Pour enrayer cette dynamique et contrer le choc industriel, qui touche en particulier les industries énergivores (ex : aluminium), le plan industriel pour un « Pacte vert » – proposé par la présidente de la Commission – tend à relancer l’activité et préserver l'attractivité du marché européen.
Sur le court terme, la Commission européenne souhaite, entre autres, assouplir les mécanismes d’aides d’État jusqu’en 2025 en élargissant son cadre aux sources d’énergies renouvelables et réaffecter les fonds des programmes RepowerEU, InvestEU ou encore du fonds pour l'innovation. Le budget total serait donc de 390 milliards d'euros. Pour pérenniser le dispositif, de nouveaux moyens seront nécessaires sur le long terme explique Ursula von der Leyen. La présidente de la Commission européenne envisage donc, d’ici l’été 2023, de constituer un fonds européen de souveraineté, une demande émanant notamment de la France. Sur le volet de l’attractivité, le plan prévoit de stimuler les investissements au sein de l’UE en permettant aux États membres d’égaler les subventions offertes par la concurrence hors Europe : « Si une entreprise se voit offrir 1 milliard de dollars par un pays tiers pour soutenir, par exemple, une nouvelle usine de batteries, un Etat membre pourrait offrir la même chose jusqu'au déficit de financement ».

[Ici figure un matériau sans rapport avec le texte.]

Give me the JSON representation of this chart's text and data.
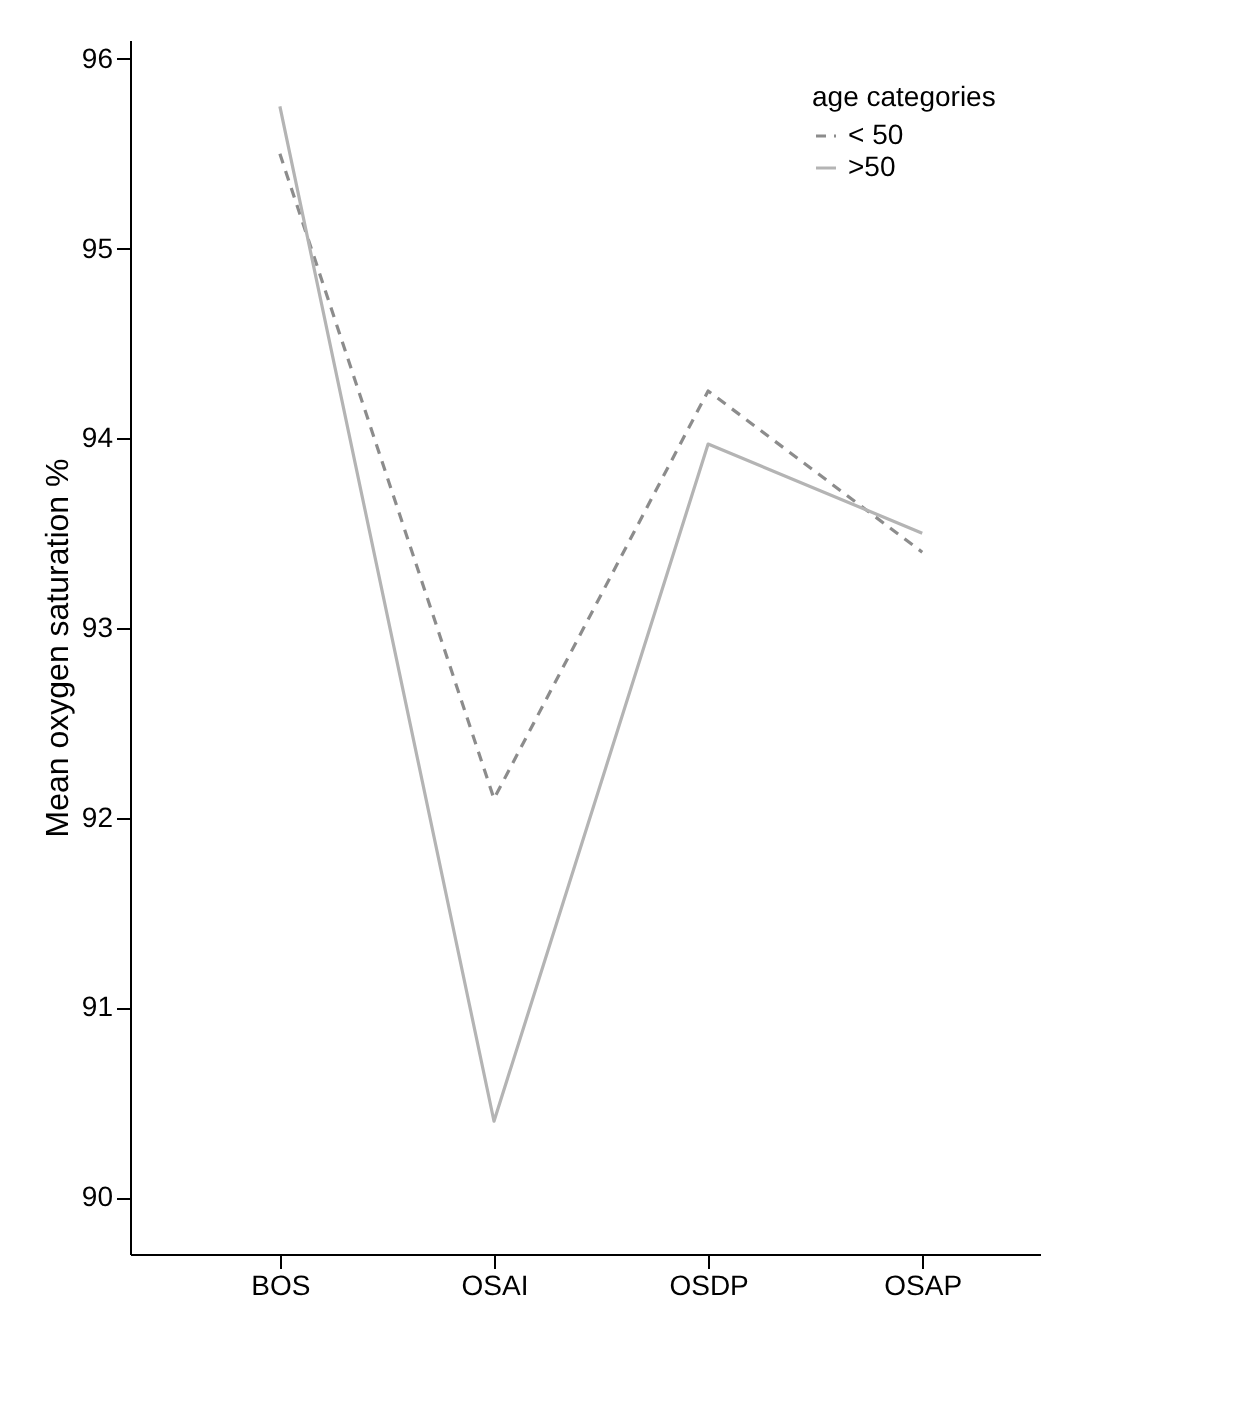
{
  "chart_data": {
    "type": "line",
    "ylabel": "Mean oxygen saturation %",
    "legend_title": "age categories",
    "legend": "top right",
    "categories": [
      "BOS",
      "OSAI",
      "OSDP",
      "OSAP"
    ],
    "series": [
      {
        "name": "< 50",
        "color": "#8c8c8c",
        "line_style": "dashed",
        "values": [
          95.5,
          92.1,
          94.25,
          93.4
        ]
      },
      {
        "name": ">50",
        "color": "#b4b4b4",
        "line_style": "solid",
        "values": [
          95.75,
          90.4,
          93.97,
          93.5
        ]
      }
    ],
    "ylim": [
      89.7,
      96.1
    ],
    "yticks": [
      90,
      91,
      92,
      93,
      94,
      95,
      96
    ],
    "grid": false,
    "marker": "none"
  }
}
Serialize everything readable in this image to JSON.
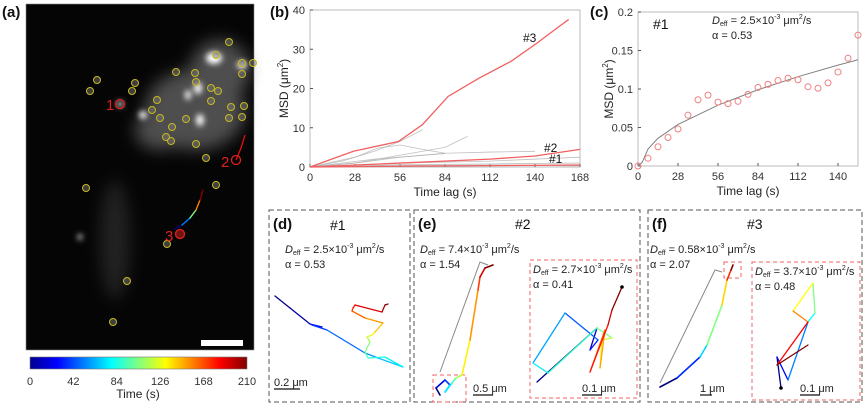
{
  "panel_labels": {
    "a": "(a)",
    "b": "(b)",
    "c": "(c)",
    "d": "(d)",
    "e": "(e)",
    "f": "(f)"
  },
  "panel_a": {
    "track_labels": [
      "1",
      "2",
      "3"
    ],
    "colorbar": {
      "ticks": [
        "0",
        "42",
        "84",
        "126",
        "168",
        "210"
      ],
      "label": "Time (s)",
      "colormap": "jet",
      "range": [
        0,
        210
      ]
    },
    "circle_color": "#c8b91c",
    "highlight_color": "#e02020"
  },
  "chart_data": [
    {
      "type": "line",
      "panel": "b",
      "xlabel": "Time lag (s)",
      "ylabel": {
        "text": "MSD (μm",
        "exp": "2",
        "close": ")"
      },
      "xlim": [
        0,
        168
      ],
      "ylim": [
        0,
        40
      ],
      "xticks": [
        "0",
        "28",
        "56",
        "84",
        "112",
        "140",
        "168"
      ],
      "yticks": [
        "0",
        "10",
        "20",
        "30",
        "40"
      ],
      "grid": false,
      "series": [
        {
          "name": "#3",
          "color": "#f06060",
          "x": [
            0,
            27,
            55,
            70,
            86,
            105,
            125,
            141,
            155,
            161
          ],
          "y": [
            0,
            4,
            6.5,
            10.8,
            18,
            22.6,
            26.9,
            31.5,
            35.8,
            37.6
          ]
        },
        {
          "name": "#2",
          "color": "#f06060",
          "x": [
            0,
            56,
            112,
            140,
            168
          ],
          "y": [
            0,
            1,
            2,
            2.8,
            4.5
          ]
        },
        {
          "name": "#1",
          "color": "#f06060",
          "x": [
            0,
            56,
            112,
            168
          ],
          "y": [
            0,
            0.2,
            0.35,
            0.5
          ]
        }
      ],
      "other_tracks": {
        "color": "#b0b0b0",
        "tracks": [
          {
            "x": [
              0,
              20,
              40,
              56,
              70
            ],
            "y": [
              0,
              1.5,
              4,
              6.5,
              9.5
            ]
          },
          {
            "x": [
              0,
              28,
              56,
              84,
              98
            ],
            "y": [
              0,
              1,
              3,
              5,
              7.8
            ]
          },
          {
            "x": [
              0,
              28,
              42,
              56,
              70,
              84
            ],
            "y": [
              0,
              2.5,
              4.8,
              5.6,
              4.5,
              3.5
            ]
          },
          {
            "x": [
              0,
              28,
              56,
              84,
              112,
              140
            ],
            "y": [
              0,
              1,
              2.5,
              3.5,
              3.8,
              4
            ]
          },
          {
            "x": [
              0,
              56,
              112,
              168
            ],
            "y": [
              0,
              1,
              1.5,
              2.5
            ]
          },
          {
            "x": [
              0,
              56,
              112,
              168
            ],
            "y": [
              0,
              0.6,
              0.8,
              1
            ]
          },
          {
            "x": [
              0,
              56,
              112,
              168
            ],
            "y": [
              0,
              0.4,
              0.5,
              0.3
            ]
          },
          {
            "x": [
              0,
              40,
              84
            ],
            "y": [
              0,
              2,
              3.4
            ]
          }
        ]
      }
    },
    {
      "type": "scatter",
      "panel": "c",
      "title": "#1",
      "xlabel": "Time lag (s)",
      "ylabel": {
        "text": "MSD (μm",
        "exp": "2",
        "close": ")"
      },
      "xlim": [
        0,
        154
      ],
      "ylim": [
        0,
        0.2
      ],
      "xticks": [
        "0",
        "28",
        "56",
        "84",
        "112",
        "140"
      ],
      "yticks": [
        "0",
        "0.05",
        "0.1",
        "0.15",
        "0.2"
      ],
      "grid": false,
      "points": {
        "color": "#f08080",
        "x": [
          0,
          7,
          14,
          21,
          28,
          35,
          42,
          49,
          56,
          63,
          70,
          77,
          84,
          91,
          98,
          105,
          112,
          119,
          126,
          133,
          140,
          147,
          154
        ],
        "y": [
          0,
          0.01,
          0.025,
          0.037,
          0.048,
          0.066,
          0.086,
          0.092,
          0.083,
          0.081,
          0.084,
          0.093,
          0.102,
          0.106,
          0.111,
          0.114,
          0.112,
          0.103,
          0.101,
          0.108,
          0.122,
          0.14,
          0.17
        ]
      },
      "fit": {
        "color": "#808080",
        "x": [
          0,
          3,
          7,
          14,
          28,
          56,
          84,
          112,
          140,
          154
        ],
        "y": [
          0,
          0.005,
          0.022,
          0.036,
          0.054,
          0.079,
          0.099,
          0.116,
          0.131,
          0.138
        ]
      }
    }
  ],
  "annotations": {
    "c": {
      "sym": "D",
      "sub": "eff",
      "val": " = 2.5×10",
      "exp": "-3",
      "unit": " μm",
      "uexp": "2",
      "tail": "/s",
      "alpha": "α = 0.53"
    },
    "d": {
      "title": "#1",
      "sym": "D",
      "sub": "eff",
      "val": " = 2.5×10",
      "exp": "-3",
      "unit": " μm",
      "uexp": "2",
      "tail": "/s",
      "alpha": "α = 0.53",
      "scale": "0.2 μm"
    },
    "e": {
      "title": "#2",
      "sym": "D",
      "sub": "eff",
      "val": " = 7.4×10",
      "exp": "-3",
      "unit": " μm",
      "uexp": "2",
      "tail": "/s",
      "alpha": "α = 1.54",
      "scale": "0.5 μm"
    },
    "e_inset": {
      "sym": "D",
      "sub": "eff",
      "val": " = 2.7×10",
      "exp": "-3",
      "unit": " μm",
      "uexp": "2",
      "tail": "/s",
      "alpha": "α = 0.41",
      "scale": "0.1 μm"
    },
    "f": {
      "title": "#3",
      "sym": "D",
      "sub": "eff",
      "val": " = 0.58×10",
      "exp": "-3",
      "unit": " μm",
      "uexp": "2",
      "tail": "/s",
      "alpha": "α = 2.07",
      "scale": "1 μm"
    },
    "f_inset": {
      "sym": "D",
      "sub": "eff",
      "val": " = 3.7×10",
      "exp": "-3",
      "unit": " μm",
      "uexp": "2",
      "tail": "/s",
      "alpha": "α = 0.48",
      "scale": "0.1 μm"
    }
  },
  "colors": {
    "highlight": "#f06060",
    "inset_box": "#f06060",
    "panel_box": "#555555"
  }
}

Le Conseil européen extraordinaire – des 9 et 10 février prochains – chargé d’en discuter sera décisif. Les mesures proposées étant loin de faire l’unanimité, les débats s’annoncent mouvementés. À ce titre, les ministres des finances finlandais, tchèque, danois, estonien, irlandais, autrichien et slovaque ont récemment adressé une lettre au commissaire européen au Commerce, Valdis Dombrovskis, afin d’exprimer leurs craintes quant aux conséquences d’un assouplissement des aides d’État : la compétitivité européenne « ne peut se construire sur des subventions permanentes ou excessives non ciblées », qui donneraient lieu à une « concurrence néfaste […] préjudiciable à l’UE dans son ensemble », écrivent-ils. Pour la France, il s’agira d’envoyer « un signal aux entreprises pour les rassurer sur la détermination de l’UE à préserver et à renforcer l’attractivité du territoire européen ».